If data should be copied from the A environment to the C environment using an XDM task, it is only necessary to create a workflow and select connections A and C for the parameters mySource and myTarget. Then, when the workflow is executed, the A environment is used as the source and the C environment as the target, and the data is copied accordingly.

Benefits

  • Dynamic configuration: No need to hard-code schema/table names for each environment.

  • Reusability: The same task/template can be reused across different environments without duplication.

  • Flexibility: Adding a new environment (e.g., D-Environment) is as simple as extending the parameter options.

  • Automation: The environment identification is fully automated using connection display names.
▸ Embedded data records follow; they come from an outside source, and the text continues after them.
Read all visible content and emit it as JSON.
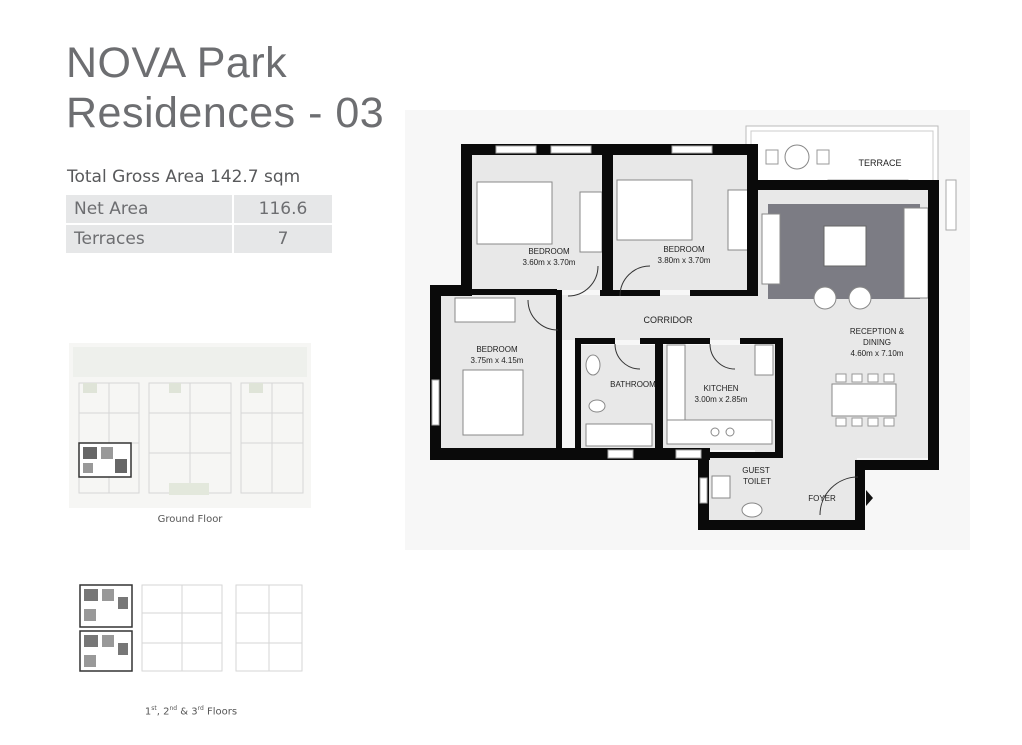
{
  "title": {
    "line1": "NOVA Park",
    "line2": "Residences - 03"
  },
  "total_gross_area": "Total Gross Area 142.7 sqm",
  "areas": [
    {
      "label": "Net Area",
      "value": "116.6"
    },
    {
      "label": "Terraces",
      "value": "7"
    }
  ],
  "keyplans": {
    "ground": "Ground Floor",
    "upper": {
      "n1": "1",
      "s1": "st",
      "n2": ", 2",
      "s2": "nd",
      "n3": " & 3",
      "s3": "rd",
      "tail": " Floors"
    }
  },
  "rooms": {
    "terrace": "TERRACE",
    "bedroom1": {
      "name": "BEDROOM",
      "dims": "3.60m x 3.70m"
    },
    "bedroom2": {
      "name": "BEDROOM",
      "dims": "3.80m x 3.70m"
    },
    "bedroom3": {
      "name": "BEDROOM",
      "dims": "3.75m x 4.15m"
    },
    "corridor": "CORRIDOR",
    "reception": {
      "line1": "RECEPTION &",
      "line2": "DINING",
      "dims": "4.60m x 7.10m"
    },
    "bathroom": "BATHROOM",
    "kitchen": {
      "name": "KITCHEN",
      "dims": "3.00m x 2.85m"
    },
    "guest_toilet": {
      "line1": "GUEST",
      "line2": "TOILET"
    },
    "foyer": "FOYER"
  },
  "colors": {
    "wall": "#0a0a0a",
    "floor": "#e8e8e8",
    "rug": "#7c7c84",
    "title": "#6d6e71",
    "table": "#e6e7e8"
  }
}
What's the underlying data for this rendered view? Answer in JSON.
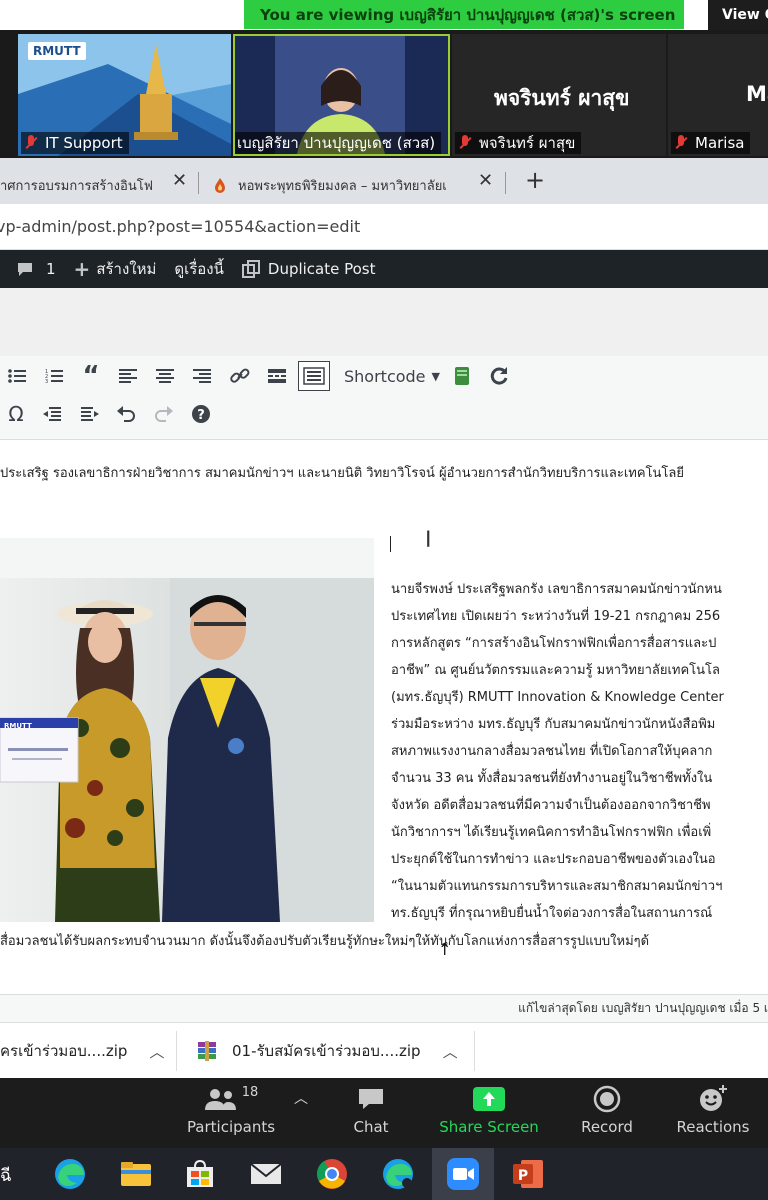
{
  "zoom_banner": {
    "viewing_text": "You are viewing เบญสิรัยา ปานปุญญเดช (สวส)'s screen",
    "view_options": "View O"
  },
  "video_tiles": [
    {
      "name": "IT Support",
      "logo_text": "RMUTT"
    },
    {
      "name": "เบญสิรัยา ปานปุญญเดช (สวส)"
    },
    {
      "name": "พจรินทร์ ผาสุข",
      "display_name": "พจรินทร์ ผาสุข"
    },
    {
      "name": "Marisa",
      "display_name": "Ma"
    }
  ],
  "browser": {
    "tabs": [
      {
        "title": "าศการอบรมการสร้างอินโฟ"
      },
      {
        "title": "หอพระพุทธพิริยมงคล – มหาวิทยาลัยเ"
      }
    ],
    "new_tab": "+",
    "url": "vp-admin/post.php?post=10554&action=edit"
  },
  "wp_admin_bar": {
    "comments_count": "1",
    "new_label": "สร้างใหม่",
    "view_label": "ดูเรื่องนี้",
    "duplicate_label": "Duplicate Post"
  },
  "editor": {
    "shortcode_label": "Shortcode",
    "intro_line": "ประเสริฐ รองเลขาธิการฝ่ายวิชาการ สมาคมนักข่าวฯ และนายนิติ วิทยาวิโรจน์ ผู้อำนวยการสำนักวิทยบริการและเทคโนโลยี",
    "certificate_logo": "RMUTT",
    "body_lines": [
      "นายจีรพงษ์ ประเสริฐพลกรัง เลขาธิการสมาคมนักข่าวนักหน",
      "ประเทศไทย เปิดเผยว่า ระหว่างวันที่ 19-21 กรกฎาคม 256",
      "การหลักสูตร “การสร้างอินโฟกราฟฟิกเพื่อการสื่อสารและป",
      "อาชีพ” ณ ศูนย์นวัตกรรมและความรู้ มหาวิทยาลัยเทคโนโล",
      "(มทร.ธัญบุรี) RMUTT Innovation & Knowledge Center",
      "ร่วมมือระหว่าง มทร.ธัญบุรี กับสมาคมนักข่าวนักหนังสือพิม",
      "สหภาพแรงงานกลางสื่อมวลชนไทย ที่เปิดโอกาสให้บุคลาก",
      "จำนวน 33 คน ทั้งสื่อมวลชนที่ยังทำงานอยู่ในวิชาชีพทั้งใน",
      "จังหวัด อดีตสื่อมวลชนที่มีความจำเป็นต้องออกจากวิชาชีพ",
      "นักวิชาการฯ ได้เรียนรู้เทคนิคการทำอินโฟกราฟฟิก เพื่อเพิ่",
      "ประยุกต์ใช้ในการทำข่าว และประกอบอาชีพของตัวเองในอ",
      "“ในนามตัวแทนกรรมการบริหารและสมาชิกสมาคมนักข่าวฯ",
      "ทร.ธัญบุรี ที่กรุณาหยิบยื่นน้ำใจต่อวงการสื่อในสถานการณ์"
    ],
    "bottom_line": "สื่อมวลชนได้รับผลกระทบจำนวนมาก ดังนั้นจึงต้องปรับตัวเรียนรู้ทักษะใหม่ๆให้ทันกับโลกแห่งการสื่อสารรูปแบบใหม่ๆด้",
    "last_edited": "แก้ไขล่าสุดโดย เบญสิรัยา ปานปุญญเดช เมื่อ 5 เ"
  },
  "downloads": [
    {
      "name": "ครเข้าร่วมอบ....zip"
    },
    {
      "name": "01-รับสมัครเข้าร่วมอบ....zip"
    }
  ],
  "zoom_controls": {
    "participants_count": "18",
    "participants": "Participants",
    "chat": "Chat",
    "share_screen": "Share Screen",
    "record": "Record",
    "reactions": "Reactions"
  },
  "taskbar": {
    "partial_label": "ฉี"
  },
  "colors": {
    "banner_green": "#2ecc40",
    "share_green": "#23d959",
    "wp_dark": "#1d2327",
    "zoom_dark": "#1c1c1c"
  }
}
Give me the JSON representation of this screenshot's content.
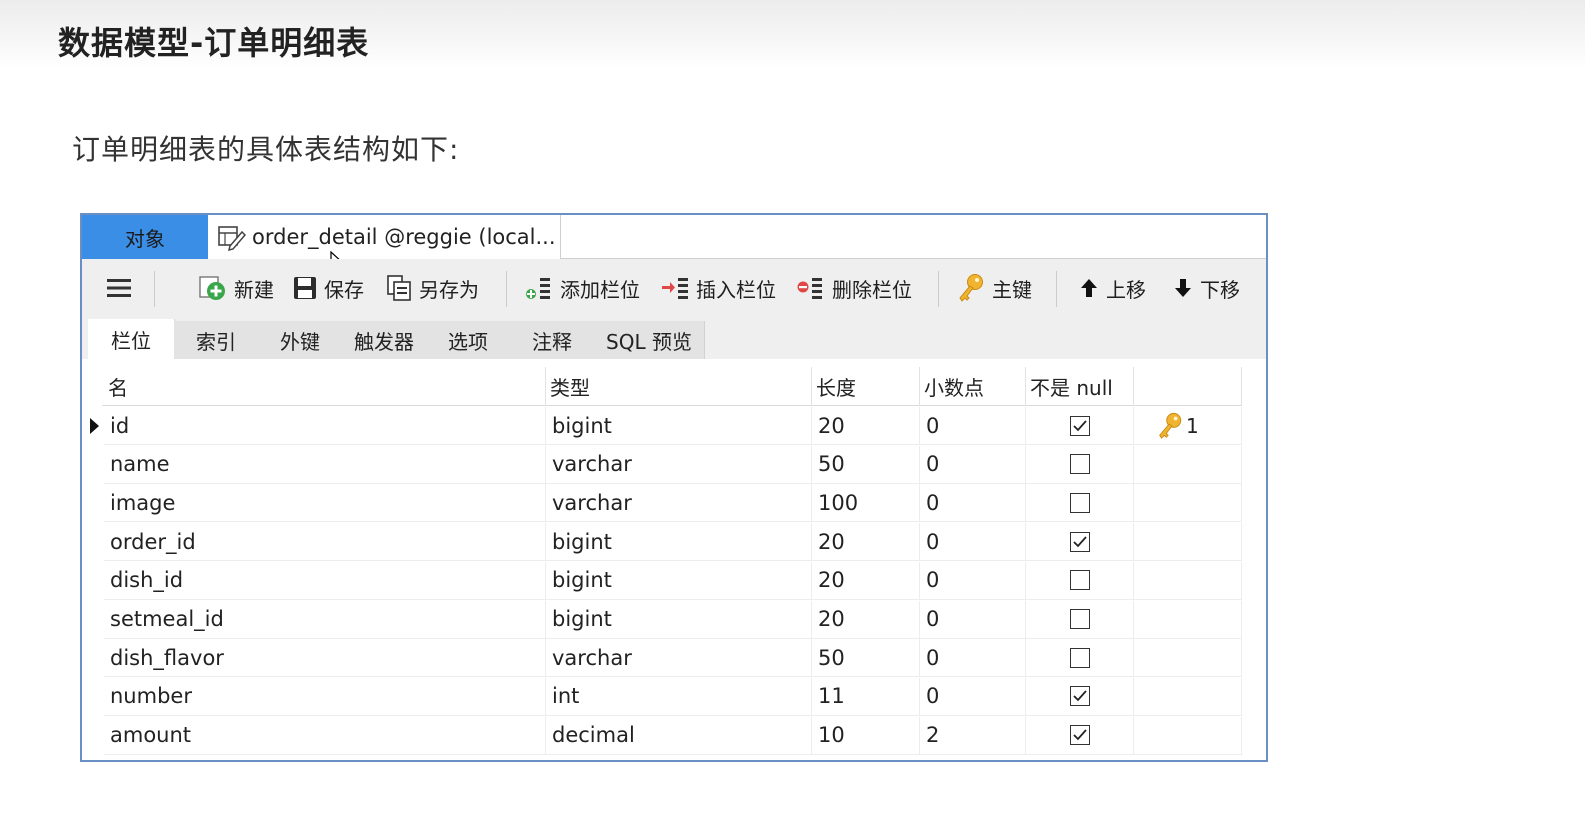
{
  "slide": {
    "title": "数据模型-订单明细表",
    "subtitle": "订单明细表的具体表结构如下:"
  },
  "window": {
    "tabs": {
      "objects_label": "对象",
      "document_label": "order_detail @reggie (local..."
    },
    "toolbar": {
      "new_label": "新建",
      "save_label": "保存",
      "save_as_label": "另存为",
      "add_field_label": "添加栏位",
      "insert_field_label": "插入栏位",
      "delete_field_label": "删除栏位",
      "primary_key_label": "主键",
      "move_up_label": "上移",
      "move_down_label": "下移"
    },
    "subtabs": [
      "栏位",
      "索引",
      "外键",
      "触发器",
      "选项",
      "注释",
      "SQL 预览"
    ],
    "columns": [
      "名",
      "类型",
      "长度",
      "小数点",
      "不是 null",
      ""
    ],
    "rows": [
      {
        "name": "id",
        "type": "bigint",
        "length": "20",
        "decimals": "0",
        "not_null": true,
        "key": "1",
        "selected": true
      },
      {
        "name": "name",
        "type": "varchar",
        "length": "50",
        "decimals": "0",
        "not_null": false,
        "key": ""
      },
      {
        "name": "image",
        "type": "varchar",
        "length": "100",
        "decimals": "0",
        "not_null": false,
        "key": ""
      },
      {
        "name": "order_id",
        "type": "bigint",
        "length": "20",
        "decimals": "0",
        "not_null": true,
        "key": ""
      },
      {
        "name": "dish_id",
        "type": "bigint",
        "length": "20",
        "decimals": "0",
        "not_null": false,
        "key": ""
      },
      {
        "name": "setmeal_id",
        "type": "bigint",
        "length": "20",
        "decimals": "0",
        "not_null": false,
        "key": ""
      },
      {
        "name": "dish_flavor",
        "type": "varchar",
        "length": "50",
        "decimals": "0",
        "not_null": false,
        "key": ""
      },
      {
        "name": "number",
        "type": "int",
        "length": "11",
        "decimals": "0",
        "not_null": true,
        "key": ""
      },
      {
        "name": "amount",
        "type": "decimal",
        "length": "10",
        "decimals": "2",
        "not_null": true,
        "key": ""
      }
    ]
  },
  "colors": {
    "objects_tab": "#3a8ee6",
    "window_border": "#6a8fc4",
    "toolbar_bg": "#efefef",
    "key_icon": "#f0b430",
    "new_icon": "#3aa64a",
    "delete_icon": "#e04848"
  },
  "icons": [
    "menu-icon",
    "new-icon",
    "save-icon",
    "save-as-icon",
    "add-field-icon",
    "insert-field-icon",
    "delete-field-icon",
    "key-icon",
    "arrow-up-icon",
    "arrow-down-icon",
    "table-edit-icon",
    "mouse-cursor-icon",
    "row-pointer-icon"
  ]
}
  • Integration-ready: Ideal for usage in DataShops and enhance the workflow integration pipelines.

Conclusion

This approach allows Copy Tasks in XDM to dynamically adapt to different technical environments using flexible schema and table naming. By combining custom parameters with workflow logic, you can ensure scalable and environment-agnostic configuration of your data pipelines. The use of environment-specific letters improves clarity, automation, and maintainability in multi-environment setups.

For further optimization, consider abstracting the environment identification logic into a reusable function or extending the environment mapping to support additional metadata.